A continuation of the Spanking Superpower series, which started with Discovery and Mentoring. (Due to technical issues it’s taken a bit longer to complete this series than originally intended- the fourth and final part will be posted next week.)
We can’t just go out into the world proclaiming everything about who we are. Some things need to remain hidden. I’ve read many accounts of where this need for secrecy has caused angst or pain, as well as (mercifully fewer) accounts of the issues that arise when this secret leaks out.
But just because something is a secret, it doesn’t mean that it is necessarily shameful. Spiderman, even when recognized as a hero, hides his true identity. There is a long tradition of wizards and other magical beings hiding in plain sight as old and infirm, escaping the notice of those who would compel them to use their powers for evil. And then there’s that telephone box thing.
This is a wonderful thing that we have- something that can give us power if used properly, but something that can be used against us if it is widely known. For better or worse, being known as different in this way will make many daily interactions more difficult.
We have this thing that sets us apart, defines us as different, but we also have the luxury and privilege of keeping it hidden, allowing ourselves to move about freely, unseen for who we really are. But when the need arises, in a moment of safety and privacy, we can let our guard down and become more than the selves we openly portray.
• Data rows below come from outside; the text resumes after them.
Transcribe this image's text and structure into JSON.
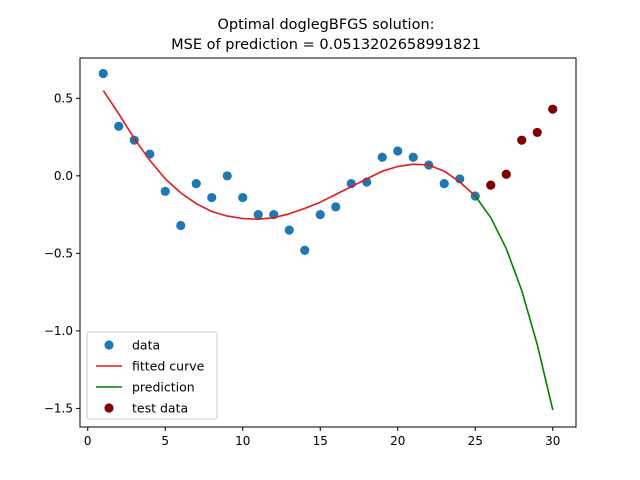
{
  "chart_data": {
    "type": "scatter",
    "title_line1": "Optimal doglegBFGS solution:",
    "title_line2": "MSE of prediction = 0.0513202658991821",
    "xlabel": "",
    "ylabel": "",
    "xlim": [
      -0.5,
      31.5
    ],
    "ylim": [
      -1.62,
      0.76
    ],
    "xticks": [
      0,
      5,
      10,
      15,
      20,
      25,
      30
    ],
    "yticks": [
      0.5,
      0.0,
      -0.5,
      -1.0,
      -1.5
    ],
    "ytick_labels": [
      "0.5",
      "0.0",
      "−0.5",
      "−1.0",
      "−1.5"
    ],
    "grid": false,
    "legend_position": "lower-left",
    "series": [
      {
        "name": "data",
        "kind": "scatter",
        "color": "#1f77b4",
        "x": [
          1,
          2,
          3,
          4,
          5,
          6,
          7,
          8,
          9,
          10,
          11,
          12,
          13,
          14,
          15,
          16,
          17,
          18,
          19,
          20,
          21,
          22,
          23,
          24,
          25
        ],
        "y": [
          0.66,
          0.32,
          0.23,
          0.14,
          -0.1,
          -0.32,
          -0.05,
          -0.14,
          0.0,
          -0.14,
          -0.25,
          -0.25,
          -0.35,
          -0.48,
          -0.25,
          -0.2,
          -0.05,
          -0.04,
          0.12,
          0.16,
          0.12,
          0.07,
          -0.05,
          -0.02,
          -0.13
        ]
      },
      {
        "name": "fitted curve",
        "kind": "line",
        "color": "#e31a1c",
        "x": [
          1,
          2,
          3,
          4,
          5,
          6,
          7,
          8,
          9,
          10,
          11,
          12,
          13,
          14,
          15,
          16,
          17,
          18,
          19,
          20,
          21,
          22,
          23,
          24,
          25
        ],
        "y": [
          0.55,
          0.4,
          0.24,
          0.1,
          -0.02,
          -0.11,
          -0.18,
          -0.23,
          -0.26,
          -0.275,
          -0.28,
          -0.27,
          -0.245,
          -0.21,
          -0.17,
          -0.12,
          -0.07,
          -0.02,
          0.03,
          0.06,
          0.075,
          0.07,
          0.03,
          -0.04,
          -0.13
        ]
      },
      {
        "name": "prediction",
        "kind": "line",
        "color": "#008000",
        "x": [
          25,
          26,
          27,
          28,
          29,
          30
        ],
        "y": [
          -0.13,
          -0.27,
          -0.47,
          -0.74,
          -1.09,
          -1.51
        ]
      },
      {
        "name": "test data",
        "kind": "scatter",
        "color": "#800000",
        "x": [
          26,
          27,
          28,
          29,
          30
        ],
        "y": [
          -0.06,
          0.01,
          0.23,
          0.28,
          0.43
        ]
      }
    ]
  }
}
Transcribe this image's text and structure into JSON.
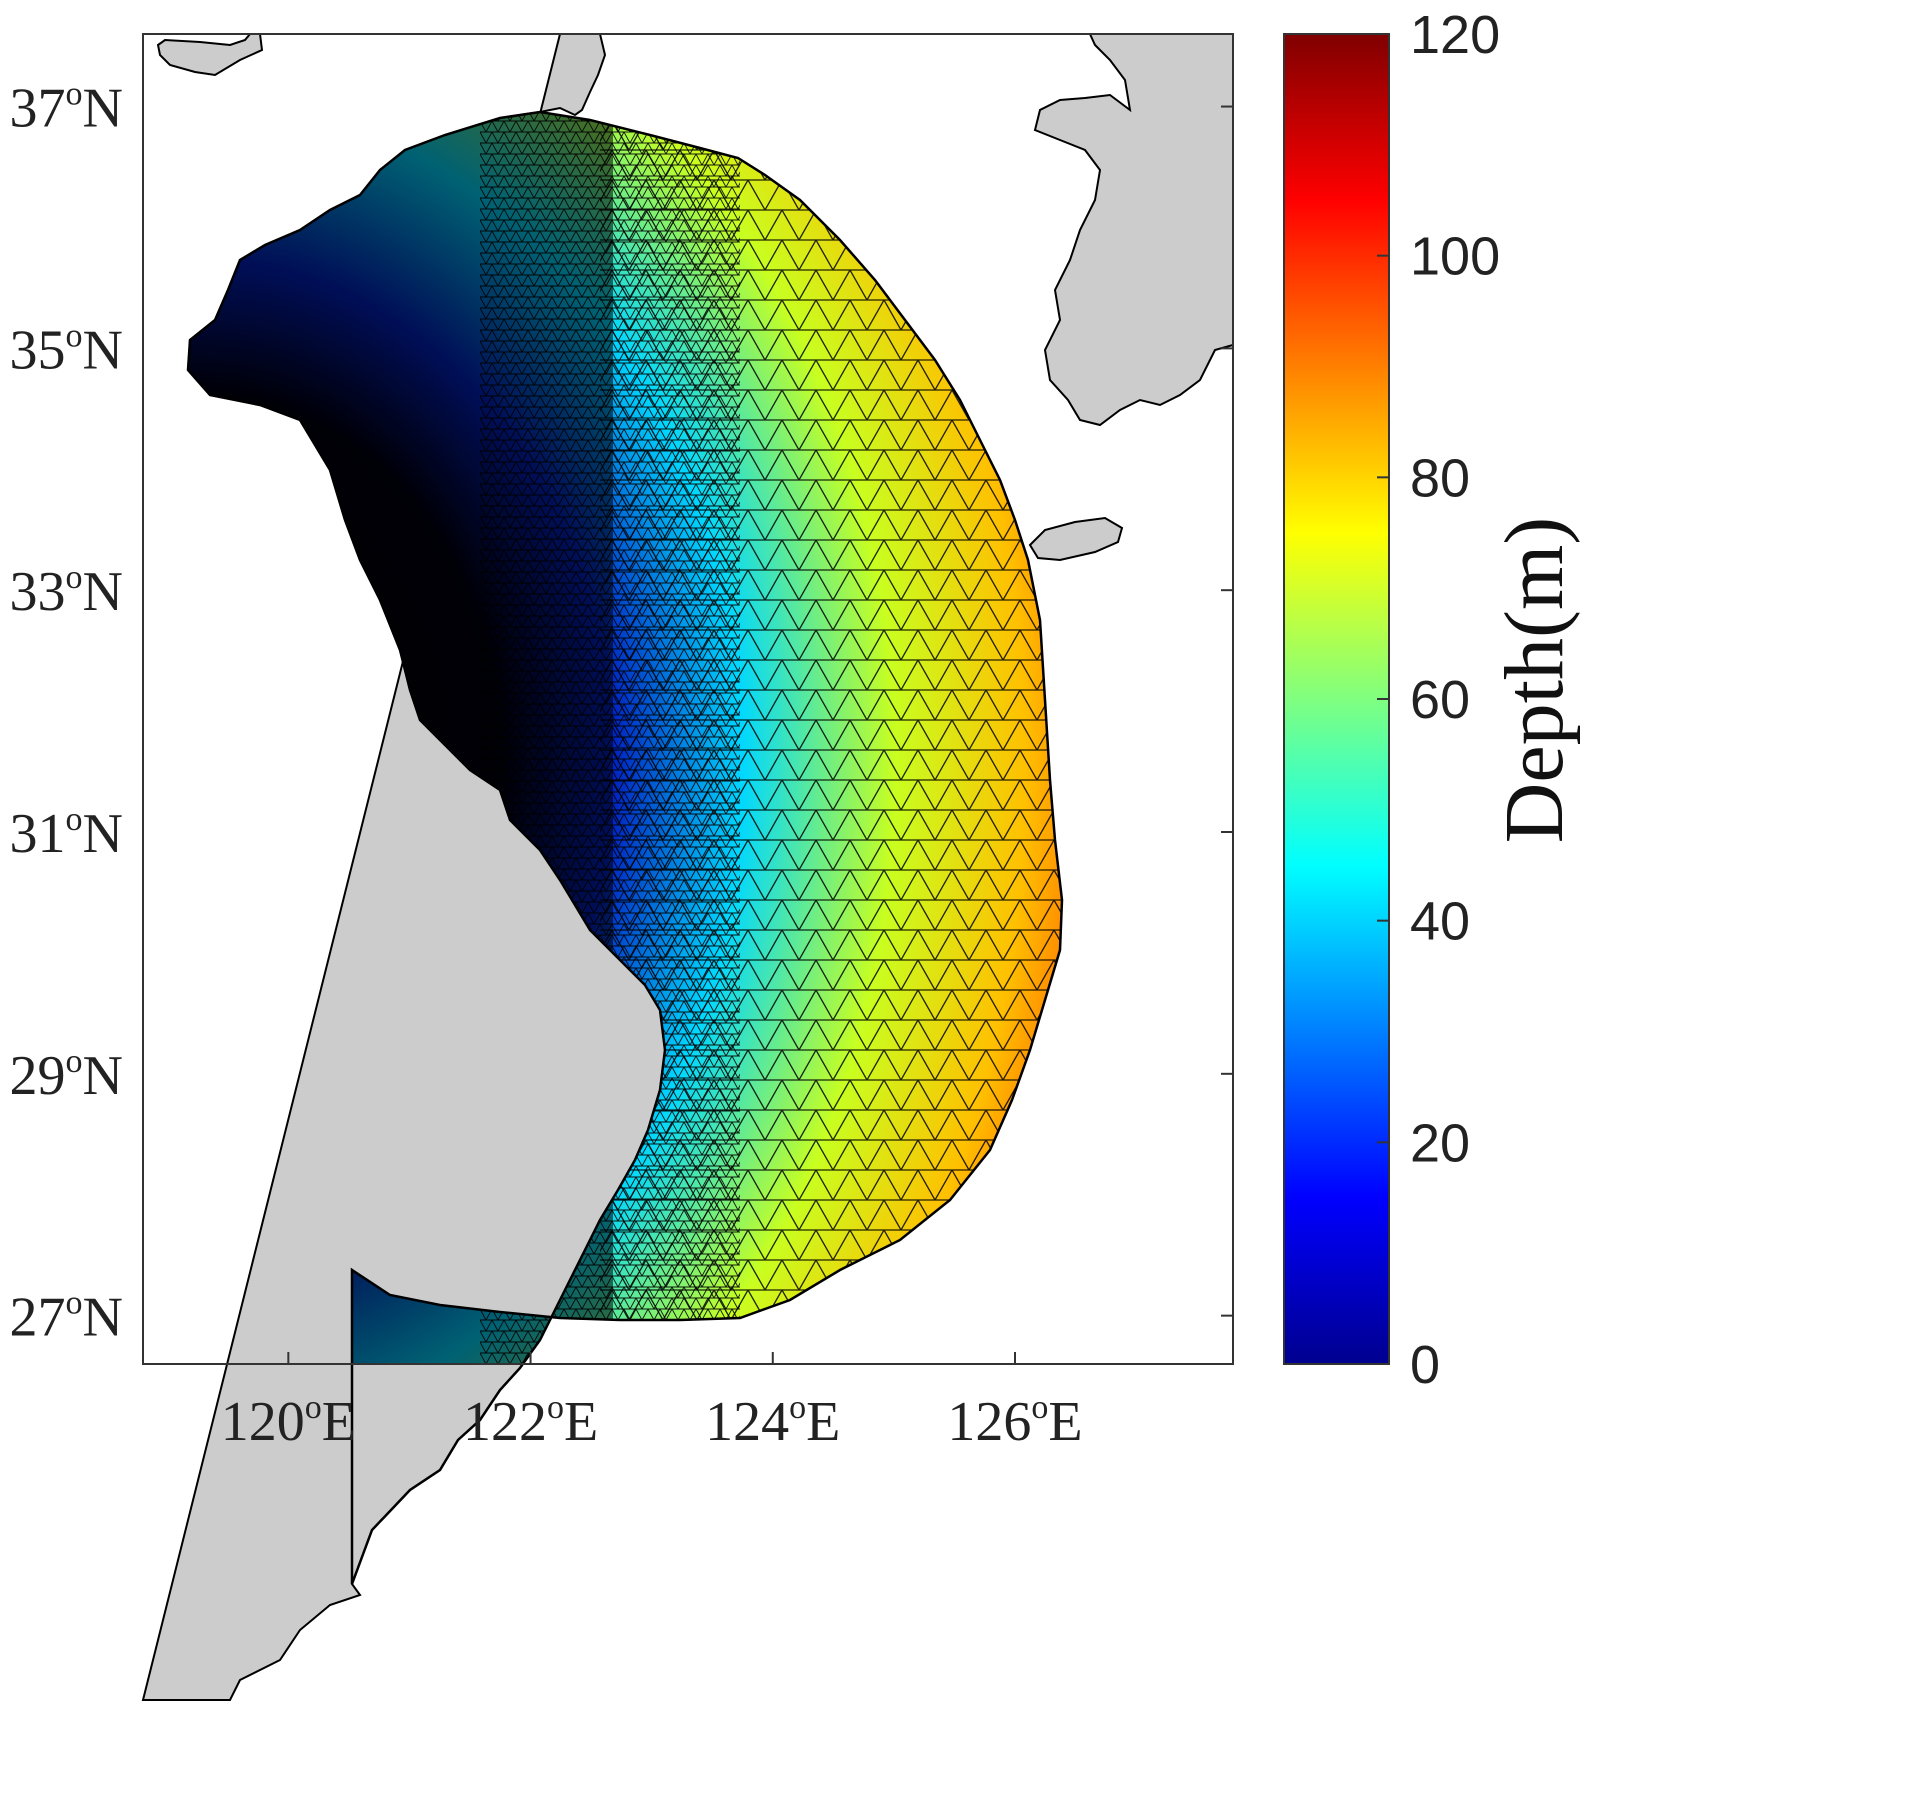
{
  "map": {
    "lat_ticks": [
      {
        "deg": "37",
        "sup": "o",
        "hemi": "N",
        "value": 37
      },
      {
        "deg": "35",
        "sup": "o",
        "hemi": "N",
        "value": 35
      },
      {
        "deg": "33",
        "sup": "o",
        "hemi": "N",
        "value": 33
      },
      {
        "deg": "31",
        "sup": "o",
        "hemi": "N",
        "value": 31
      },
      {
        "deg": "29",
        "sup": "o",
        "hemi": "N",
        "value": 29
      },
      {
        "deg": "27",
        "sup": "o",
        "hemi": "N",
        "value": 27
      }
    ],
    "lon_ticks": [
      {
        "deg": "120",
        "sup": "o",
        "hemi": "E",
        "value": 120
      },
      {
        "deg": "122",
        "sup": "o",
        "hemi": "E",
        "value": 122
      },
      {
        "deg": "124",
        "sup": "o",
        "hemi": "E",
        "value": 124
      },
      {
        "deg": "126",
        "sup": "o",
        "hemi": "E",
        "value": 126
      }
    ],
    "lon_range": [
      118.8,
      127.8
    ],
    "lat_range": [
      26.6,
      37.6
    ],
    "land_color": "#cccccc",
    "sea_color": "#ffffff",
    "mesh_edge_color": "#000000"
  },
  "colorbar": {
    "title": "Depth(m)",
    "ticks": [
      "0",
      "20",
      "40",
      "60",
      "80",
      "100",
      "120"
    ],
    "range": [
      0,
      120
    ],
    "colormap": "jet"
  }
}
I love this post. Well-said, so very well-said. We don’t have to share everything with the world, and sometimes not doing so makes it more powerful.
Personally, I find a great deal of freedom in letting others know about my enjoyment of spanking. Its a part of who I am and it physically hurts to attempt to connect to others without showing the whole of my being. Not everyone is going to like that part of me but its not a requirement that they do. I’m not going to like everything about everyone else. I feel no one has the right to cast judgment if they haven’t taken the whole of a person into consideration. I’ve worked hard to develop and live up to a belief that others can either accept me as I am for who I am or they can kiss my ass. Their choice.
Ana- it’s the hidden layers that keep things interesting 🙂
Jennifer- That’s quite brave of you! I admire your willingness to showcase your whole self. Although I’ve never had any negative experiences sharing my interests with a few close friends, I’m still not sure I could be completely open about it. I have a hard enough time getting people to take me seriously sometimes as is!